The jump from working at big businesses to people launching their own comes as the pandemic has had dramatic effects on how people want to work.
Some 83% of the people surveyed by Intuit who want to start a business said COVID-19 has accelerated their plans to start their own business.
All totaled, the study spoke with 8,000 U.S. workers – and the accompanying Small Business Insights report surveyed 2,000 small business owners.
Microbusinesses (those with between one and five employees and less than $50,000 in start-up capital) and small businesses play a critical, but often underappreciated, role in local economies, providing jobs and serving their communities.
They’re small individually, but collectively, they employ 41 million people and have a $5 trillion economic impact, says Erin Igleheart, program director of the Start:ME Accelerator Program at Emory University’s Goizueta Business School.
Most of the startups in 2022 will be sole proprietorships, but Intuit predicts 5.6 million of those new small businesses will either incorporate or hire employees, topping the expected record of 5.3 million in 2021 (and the current existing record of 2020’s 4.3 million).
Finding those employees, of course, will be a challenge, as major corporations plan to open their purse strings to retain talent.
Base pay may increase by an average of 3.9% in 2022, according to The Conference Board’s most recent wage survey of 240 companies.
That’s the largest projected hike since 2008.

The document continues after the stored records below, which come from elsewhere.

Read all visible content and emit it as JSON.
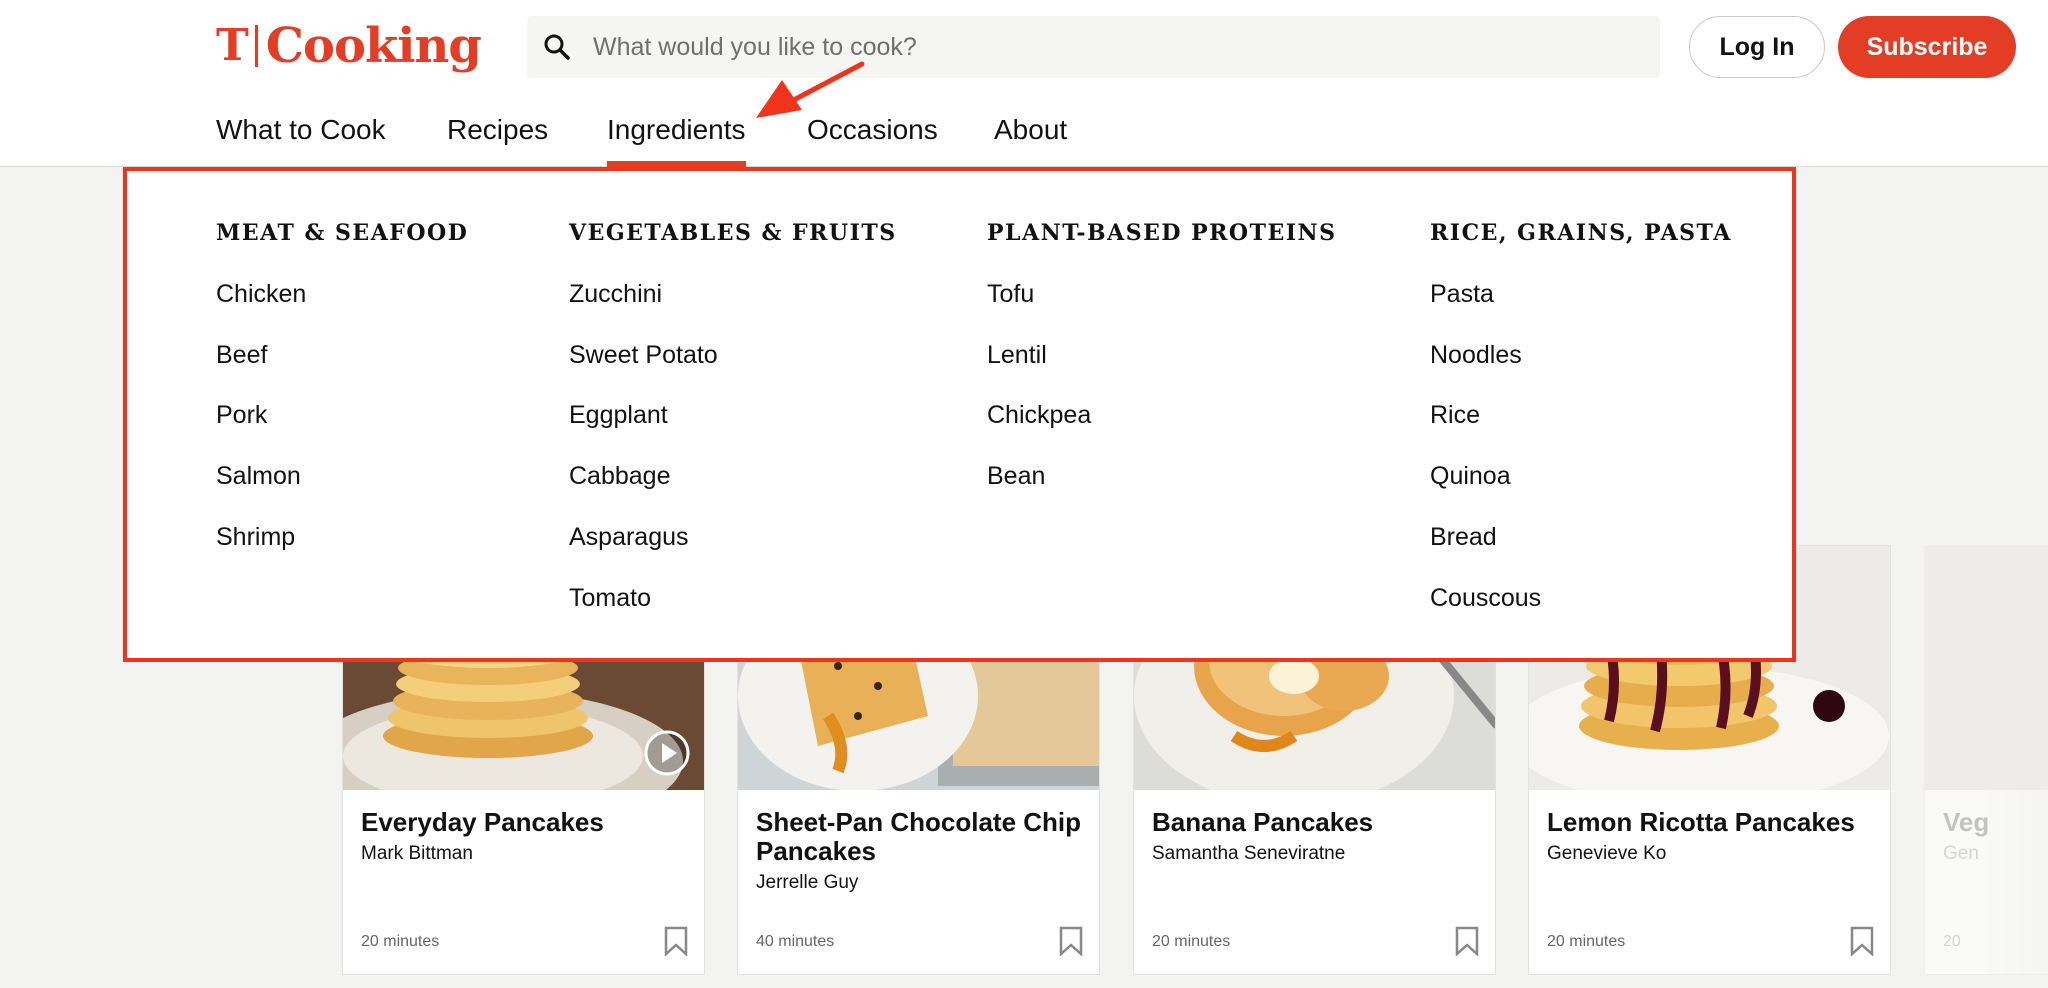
{
  "header": {
    "logo_mark": "T",
    "logo_word": "Cooking",
    "search_placeholder": "What would you like to cook?",
    "login_label": "Log In",
    "subscribe_label": "Subscribe"
  },
  "nav": {
    "items": [
      {
        "label": "What to Cook"
      },
      {
        "label": "Recipes"
      },
      {
        "label": "Ingredients",
        "active": true
      },
      {
        "label": "Occasions"
      },
      {
        "label": "About"
      }
    ]
  },
  "dropdown": {
    "columns": [
      {
        "heading": "MEAT & SEAFOOD",
        "items": [
          "Chicken",
          "Beef",
          "Pork",
          "Salmon",
          "Shrimp"
        ]
      },
      {
        "heading": "VEGETABLES & FRUITS",
        "items": [
          "Zucchini",
          "Sweet Potato",
          "Eggplant",
          "Cabbage",
          "Asparagus",
          "Tomato"
        ]
      },
      {
        "heading": "PLANT-BASED PROTEINS",
        "items": [
          "Tofu",
          "Lentil",
          "Chickpea",
          "Bean"
        ]
      },
      {
        "heading": "RICE, GRAINS, PASTA",
        "items": [
          "Pasta",
          "Noodles",
          "Rice",
          "Quinoa",
          "Bread",
          "Couscous"
        ]
      }
    ]
  },
  "cards": [
    {
      "title": "Everyday Pancakes",
      "author": "Mark Bittman",
      "time": "20 minutes",
      "has_video": true
    },
    {
      "title": "Sheet-Pan Chocolate Chip Pancakes",
      "author": "Jerrelle Guy",
      "time": "40 minutes"
    },
    {
      "title": "Banana Pancakes",
      "author": "Samantha Seneviratne",
      "time": "20 minutes"
    },
    {
      "title": "Lemon Ricotta Pancakes",
      "author": "Genevieve Ko",
      "time": "20 minutes"
    }
  ],
  "partial_card": {
    "title": "Veg",
    "author": "Gen",
    "time": "20"
  },
  "colors": {
    "brand": "#e33d26",
    "highlight_box": "#f0341c"
  }
}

Nearly 90% of existing small business owners say online sales will be an important source of revenue in the coming year, with 40% saying increasing those is their top priority for 2022.
As a result, would-be entrepreneurs rate building a website as being even more important than securing funding or setting up a business bank account as they plan their business. (Nearly 70% say they will fund their business from their personal savings.)
Nearly half of the burgeoning small business owners say they will apply for a small business loan.
“Fintech has greatly expanded the availability of funding for small businesses and for many entrepreneurs it represents a simpler, faster way to access capital,” said Rania Succar, senior vice president of Intuit QuickBooks Money Offerings.